John Maus – „Screen Memories“ (Album der Woche)

Screen Memories von John MausJohn Maus – „Screen Memories“ (Ribbon Music)

Für einen Menschen, der sein letztes Album – frei nach einem großspurigen Zitat des französischen Philosophen Alain Badiou – „We Must Become The Pitiless Censors Of Ourselves“ betitelt hat, ist John Maus ein sich erstaunlich wenig ernst nehmender Typ. Der US-amerikanische Chef-Intellektuelle des Synth-Pop ist zwar Doktor der Philosophie und Connaisseur der Renaissance-Polyphonie, aber auch selbstironischer Pop-Entertainer, der seine Konzerte als punkig-chaotische Karaoke-Shows gestaltet. Auf seinem vierten Album „Screen Memories“ demonstriert Maus erneut, was ihm vom 80er-Jahre-Nostalgie-Einheitsbrei absetzt: Sein spitzfindiges Melodien-Gespür und sein Humor – der so trocken wie seine motorisch-statischen Beats ist.

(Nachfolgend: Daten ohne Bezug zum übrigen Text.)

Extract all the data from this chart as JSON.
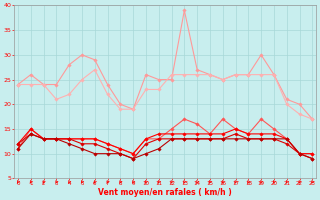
{
  "x": [
    0,
    1,
    2,
    3,
    4,
    5,
    6,
    7,
    8,
    9,
    10,
    11,
    12,
    13,
    14,
    15,
    16,
    17,
    18,
    19,
    20,
    21,
    22,
    23
  ],
  "series": [
    {
      "color": "#FF9999",
      "lw": 0.8,
      "marker": "D",
      "ms": 1.8,
      "values": [
        24,
        26,
        24,
        24,
        28,
        30,
        29,
        24,
        20,
        19,
        26,
        25,
        25,
        39,
        27,
        26,
        25,
        26,
        26,
        30,
        26,
        21,
        20,
        17
      ]
    },
    {
      "color": "#FFB0B0",
      "lw": 0.8,
      "marker": "D",
      "ms": 1.8,
      "values": [
        24,
        24,
        24,
        21,
        22,
        25,
        27,
        22,
        19,
        19,
        23,
        23,
        26,
        26,
        26,
        26,
        25,
        26,
        26,
        26,
        26,
        20,
        18,
        17
      ]
    },
    {
      "color": "#FF5555",
      "lw": 0.8,
      "marker": "D",
      "ms": 1.8,
      "values": [
        11,
        15,
        13,
        13,
        13,
        13,
        13,
        12,
        11,
        10,
        13,
        13,
        15,
        17,
        16,
        14,
        17,
        15,
        14,
        17,
        15,
        13,
        10,
        10
      ]
    },
    {
      "color": "#FF0000",
      "lw": 0.8,
      "marker": "D",
      "ms": 1.8,
      "values": [
        12,
        15,
        13,
        13,
        13,
        13,
        13,
        12,
        11,
        10,
        13,
        14,
        14,
        14,
        14,
        14,
        14,
        15,
        14,
        14,
        14,
        13,
        10,
        10
      ]
    },
    {
      "color": "#DD0000",
      "lw": 0.8,
      "marker": "D",
      "ms": 1.8,
      "values": [
        12,
        14,
        13,
        13,
        13,
        12,
        12,
        11,
        10,
        9,
        12,
        13,
        13,
        13,
        13,
        13,
        13,
        14,
        13,
        13,
        13,
        12,
        10,
        9
      ]
    },
    {
      "color": "#BB0000",
      "lw": 0.8,
      "marker": "D",
      "ms": 1.8,
      "values": [
        11,
        14,
        13,
        13,
        12,
        11,
        10,
        10,
        10,
        9,
        10,
        11,
        13,
        13,
        13,
        13,
        13,
        13,
        13,
        13,
        13,
        13,
        10,
        9
      ]
    }
  ],
  "xlabel": "Vent moyen/en rafales ( km/h )",
  "xlim": [
    0,
    23
  ],
  "ylim": [
    5,
    40
  ],
  "yticks": [
    5,
    10,
    15,
    20,
    25,
    30,
    35,
    40
  ],
  "xticks": [
    0,
    1,
    2,
    3,
    4,
    5,
    6,
    7,
    8,
    9,
    10,
    11,
    12,
    13,
    14,
    15,
    16,
    17,
    18,
    19,
    20,
    21,
    22,
    23
  ],
  "bg_color": "#C8EEEE",
  "grid_color": "#A8D8D8",
  "tick_color": "#FF0000",
  "label_color": "#FF0000",
  "arrow_color": "#FF0000"
}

Dabei beginnt das Album mit einem düsteren Thema – der Apokalypse: In „The Combine“ sieht Maus einen alles vernichtenden Mähdrescher bedrohlich näherkommen. Diese Endzeit-Vision orchestriert er mit einem angemessen epischem Klangfeuerwerk: Synthetische Streicher und Bläser verschmelzen zu Bombast à la Hans Zimmer. Unter ihnen pulsieren stoisch die omnipräsenten Drum-Computer – und bieten einen angenehmen Kontrast zur überbordenden Emotionalität des Arrangements.

„The Combine“ findet die Absurdität im Bombast – die Vorabsingle „Teenage Witch“ findet sie im bizarren Namedropping: Während die Synthesizer eine verwaschene Hookline spielen, reimt Maus „For that icy titty“ mit „I played in Haunted Graffiti“. Apropos Ariel Pink: Die Garage-Rock-Miniatur „Find Out“ hätte auch auf dessen neustes Album „Dedicated To Bobby Jameson“ passen können. Die beiden Pop-Exzentriker Pink und Maus verbindet eine langjährige Freundschaft und Zusammenarbeit. So ist zum Beispiel Ersterer auch Co-Autor des Songs „Bombs Away“, der zum Abschluss des Albums Motor-Drums in eine melancholischere Richtung lenkt.

Maus erlaubt sich auf „Screen Memories“ noch viele weitere kleine Scherze, wie ein verschmitztes „You dirty fucker“ oder eine prollige Football-Metapher über einem depressiven New-Order-Beat. Glücklicherweise hat er bei all dem Zwinkern nicht vergessen, tatsächlich packende Pop-Songs zu schreiben: So kombiniert er im irrwitzigen „Over Phantom“ in treibenden Post-Punk-Tempo paranoide Gesangs-Synkopen mit polyphonen Synthesizern. Und in „Walls Of Silence“ zieht er die tiefen Register seines Gesangs-Organs – und entfaltet mit nur acht simplen Worten die Intensität eines Ian Curtis. Das ist John Maus‘ große Kunst: Im ersten Moment möchte man schmunzeln, im zweiten ist man seinem Bann verfallen.